Is the Displacement Operator Tψ(x)=ψ(x+a) Hermitian?

[Rude]

Consider the displacement operator Tψ(x)=ψ(x+a). Is T Hermitian?

 

[The_Duck]

To get you started, what's the definition of a Hermitian operator?

 

[Rude]

here is the definition: <f│Ag>=<Af│g> always if A is Hermition.
Don't know how to start.

 

[The_Duck]

here is the definition: <f│Ag>=<Af│g> always if A is Hermition.

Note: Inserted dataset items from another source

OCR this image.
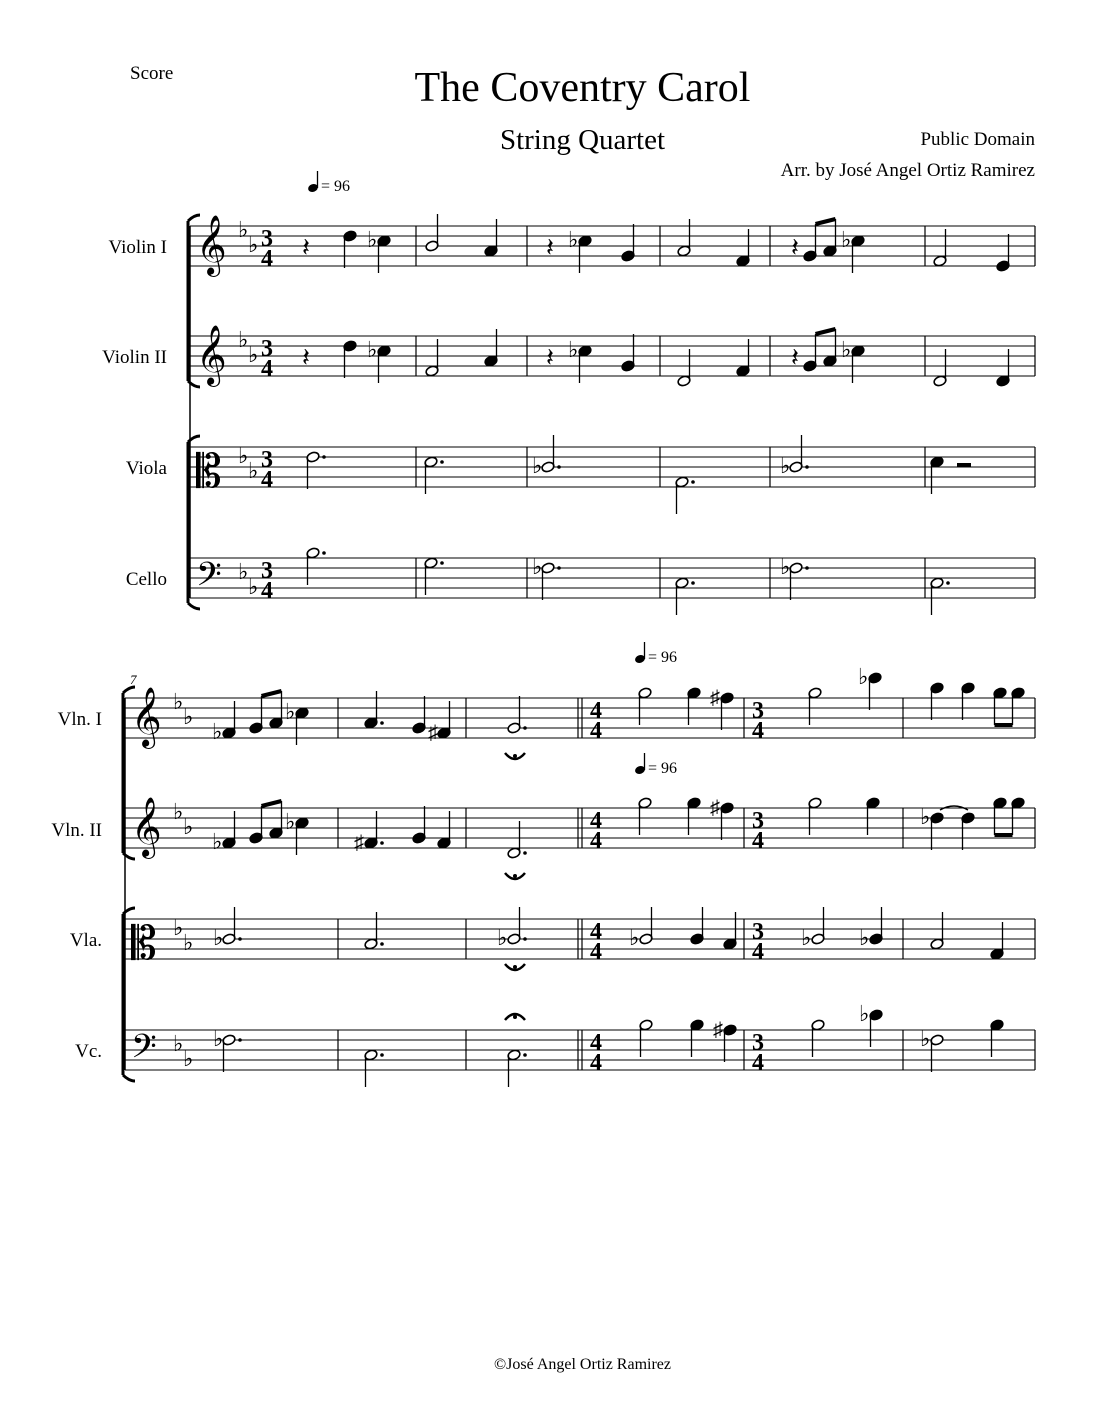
Score	The Coventry Carol
String Quartet	Public Domain
Arr. by José Angel Ortiz Ramirez
©José Angel Ortiz Ramirez
Violin I
Violin II
Viola
Cello
Vln. I
Vln. II
Vla.
Vc.
= 96
= 96
= 96
7
𝄞 ♭
♭ 3
4
𝄞 ♭
♭ 3
4
𝄡 ♭
♭ 3
4
𝄢 ♭
♭
3
4
𝄽	♭	𝄽 ♭	𝄽 ♭
𝄽	♭	𝄽 ♭	𝄽 ♭
♭	♭
♭	♭
𝄞 ♭
♭	4
4
3
4
𝄞 ♭
♭	4
4
3
4
𝄡 ♭
♭	4
4
3
4
𝄢 ♭
♭
4
4
3
4
♭
♭
♯
♯
♭
♭
♭
♯
♯	♭
♭	♭	♭	♭ ♭
♭	♯
♭
♭
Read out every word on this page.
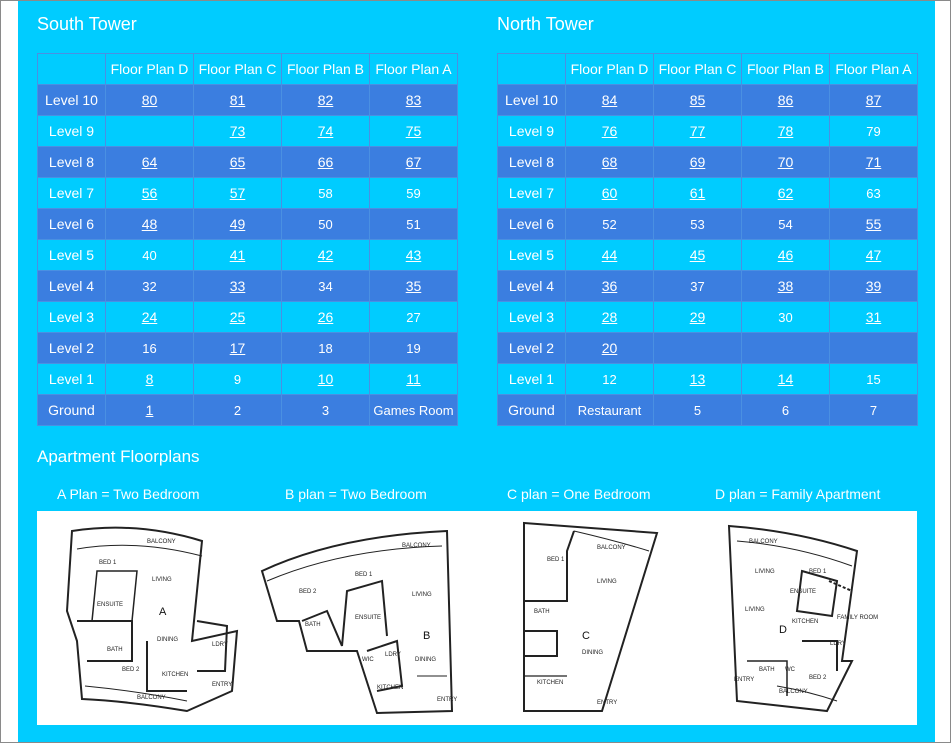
South Tower	North Tower
	Floor Plan D	Floor Plan C	Floor Plan B	Floor Plan A
Level 10	80	81	82	83
Level 9		73	74	75
Level 8	64	65	66	67
Level 7	56	57	58	59
Level 6	48	49	50	51
Level 5	40	41	42	43
Level 4	32	33	34	35
Level 3	24	25	26	27
Level 2	16	17	18	19
Level 1	8	9	10	11
Ground	1	2	3	Games Room
	Floor Plan D	Floor Plan C	Floor Plan B	Floor Plan A
Level 10	84	85	86	87
Level 9	76	77	78	79
Level 8	68	69	70	71
Level 7	60	61	62	63
Level 6	52	53	54	55
Level 5	44	45	46	47
Level 4	36	37	38	39
Level 3	28	29	30	31
Level 2	20			
Level 1	12	13	14	15
Ground	Restaurant	5	6	7
Apartment Floorplans
A Plan = Two Bedroom	B plan = Two Bedroom	C plan = One Bedroom	D plan = Family Apartment
BALCONY
BED 1
LIVING
ENSUITE
BATH
DINING
LDRY
BED 2
KITCHEN
ENTRY
BALCONY
A
BALCONY
BED 1
BED 2	LIVING
BATH
ENSUITE
WIC
LDRY
DINING
KITCHEN
ENTRY
B
BALCONY
BED 1
LIVING
BATH
DINING
KITCHEN
ENTRY
C
BALCONY
LIVING	BED 1
ENSUITE
FAMILY ROOM
LIVING
KITCHEN
LDRY
ENTRY
BATH WC
BED 2
BALCONY
D
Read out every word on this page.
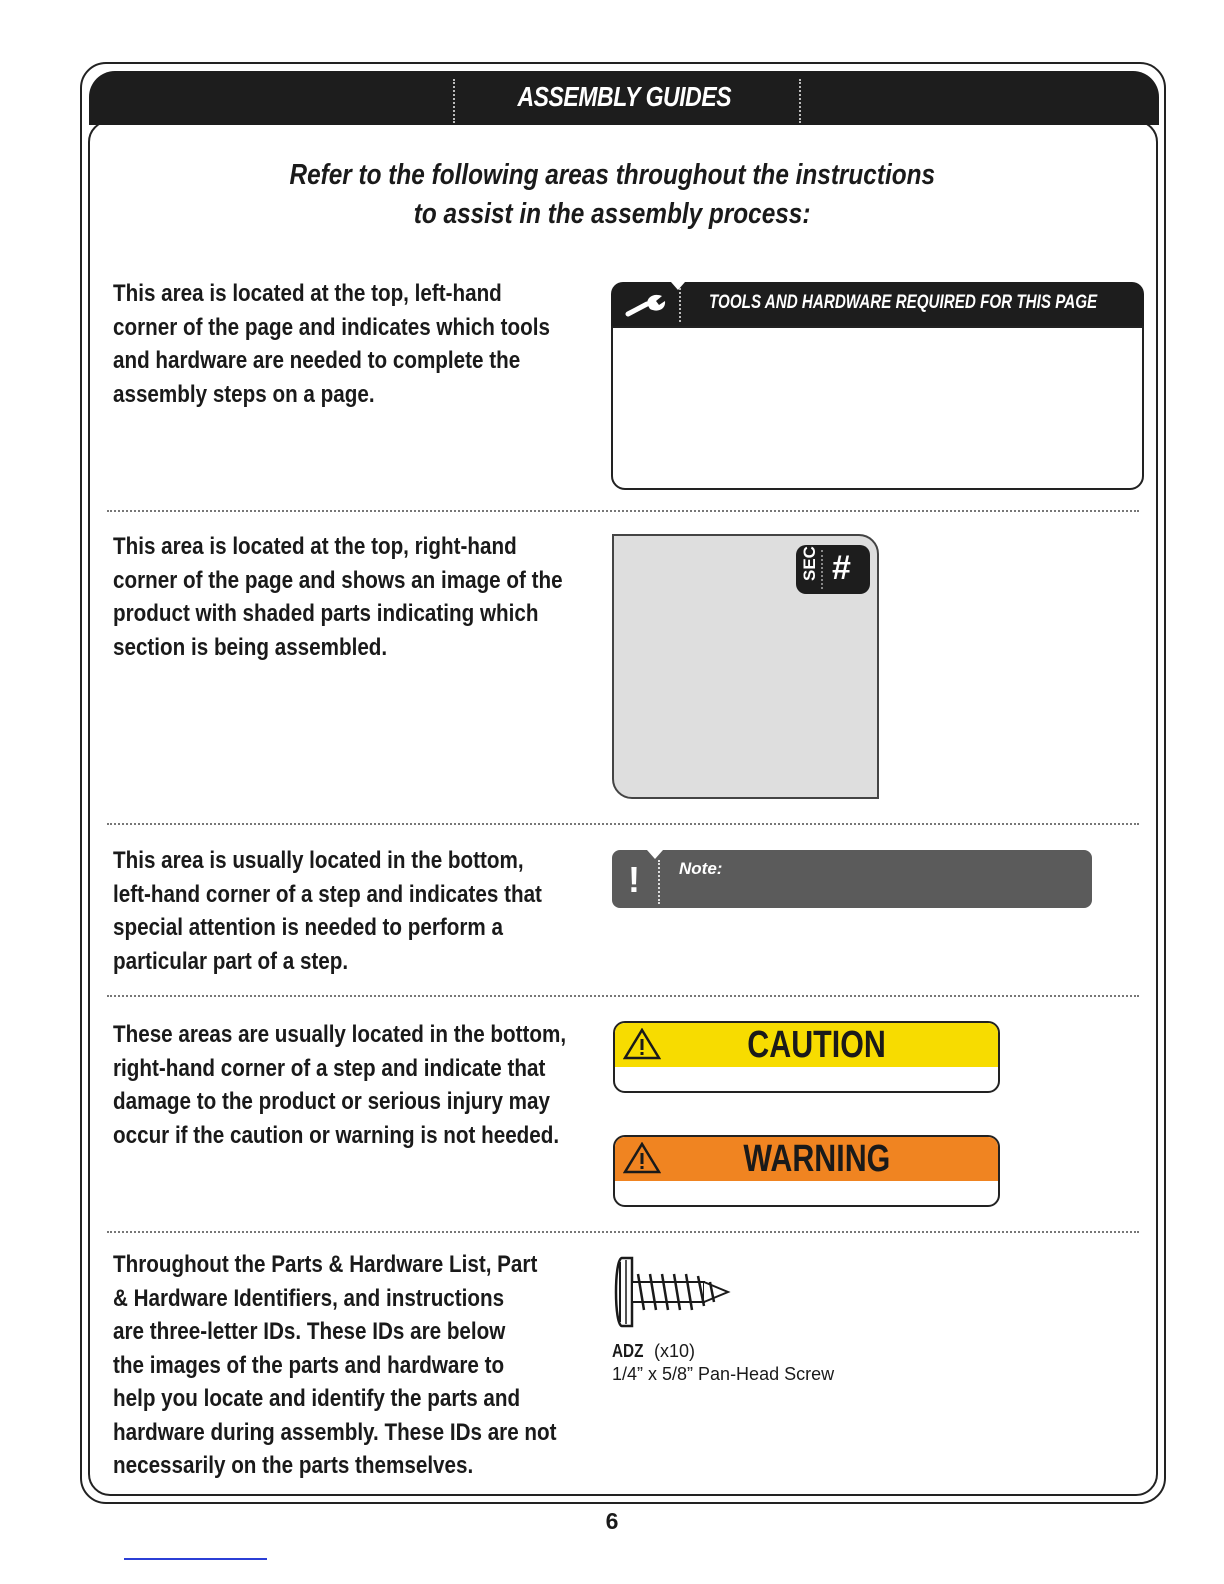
ASSEMBLY GUIDES
Refer to the following areas throughout the instructions
to assist in the assembly process:

This area is located at the top, left-hand

corner of the page and indicates which tools

and hardware are needed to complete the

assembly steps on a page.

TOOLS AND HARDWARE REQUIRED FOR THIS PAGE

This area is located at the top, right-hand

corner of the page and shows an image of the

product with shaded parts indicating which

section is being assembled.

SEC #

This area is usually located in the bottom,

left-hand corner of a step and indicates that

special attention is needed to perform a

particular part of a step.

! Note:

These areas are usually located in the bottom,

right-hand corner of a step and indicate that

damage to the product or serious injury may

occur if the caution or warning is not heeded.

CAUTION
WARNING

Throughout the Parts & Hardware List, Part

& Hardware Identifiers, and instructions

are three-letter IDs. These IDs are below

the images of the parts and hardware to

help you locate and identify the parts and

hardware during assembly. These IDs are not

necessarily on the parts themselves.

ADZ (x10)
1/4” x 5/8” Pan-Head Screw
6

Suppose the wave function of the state |g> is $\psi_g(x)$ and the wave function of state |f> is $\psi_f(x)$. Then what does the above definition of an operator A being Hermitian say if you translate the inner product into an integral of wave functions, using

$\langle a | b \rangle = \int dx \psi_a(x)^* \psi_b(x)$

and plug in A = T?

 

[Rude]

Is this what you are suggesting?

<f│Tg>=∫dxΨ(x)*ψ(x+a)

If so I don't know how to proceed.

It does not look like this would give <Tf│g> but don't know why.

 

[The_Duck]

Is this what you are suggesting?

<f│Tg>=∫dxΨ(x)*ψ(x+a)

Yup.

It does not look like this would give <Tf│g> but don't know why.

If you think they aren't equal, perhaps you can find an explicit counterexample?